A family member recently remarked to me that now that New Year’s celebrations are over, and both Christmas and seasonal fall activities are over, it’s harder to imagine getting back to the daily routine. Here in the northeast it is cold and gray everywhere: gray in the sky, gray in city buildings, and gray roads and sidewalks when the ground is bare of snow. The way that my relative describes it sounds neither like consolation nor desolation, but more like a feeling that one is “neither here nor there” seasonally. He’s experiencing Ordinary Time with a hefty dose of neutrality over colorfulness.
My own environmental solution for years has been to leave up the interior Christmas lights that hang in our dining room and to light my battery-powered candles every night when the sun sets. We need a little light and cheer in the ordinary times as well as during the holidays when the displays are more exuberant.
We can also think about the Examen in Ordinary Time as a way of looking for the light in our past day.

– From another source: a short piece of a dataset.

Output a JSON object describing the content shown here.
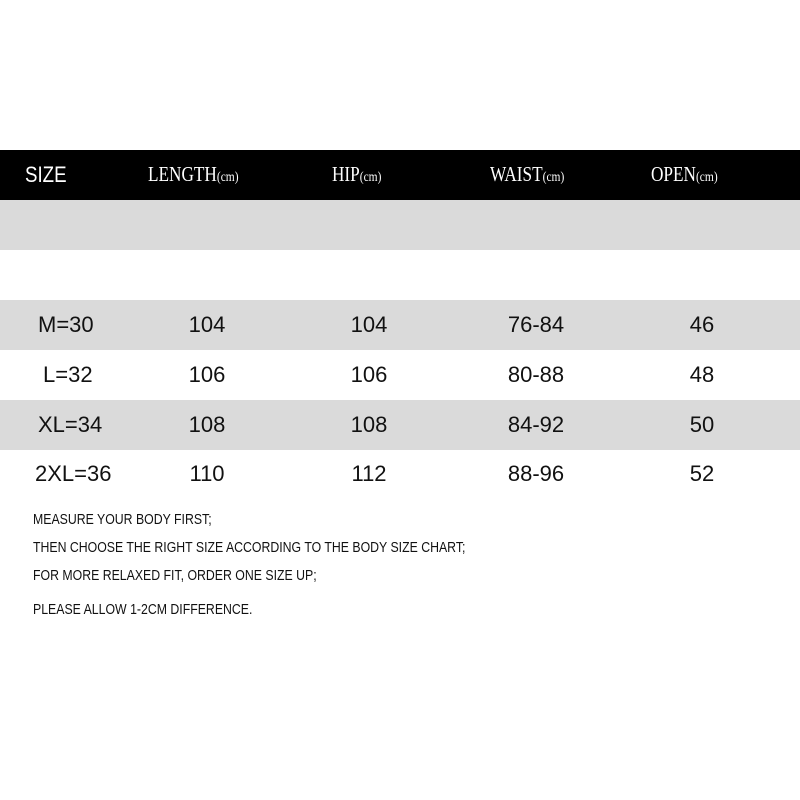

Indeed, St. Ignatius often counseled to ask for light. For me this is linked back to St. Augustine’s idea of God as the one who illuminates our knowledge; he thought that we needed some supernatural assistance in the course of our thinking.
Indeed, when I pray the Examen, I often need God to help me with my very prayer. Perhaps when sitting in prayer, I feel a quiet sense of warmth and peace that comes when I offer gratitude for an unexpected encounter with a friend. Maybe I arrive at the time of prayer tired or thinking about too many things to notice where God has been present, and then suddenly I am reminded of how pretty the pink-hued sunrise was when my husband and I walked the dog—divine light pointing out earthly light.
Ordinary Time has its moments, too, precisely because it is ordinary. The intense activity of travel to see family, sumptuous meals, and lots of social gatherings calms to a more ordinary daily routine. But God is present in the routine too. We just need to take the time to look for God and allow God to look for the light with us as we pray.
Where have you found moments of light in Ordinary Time?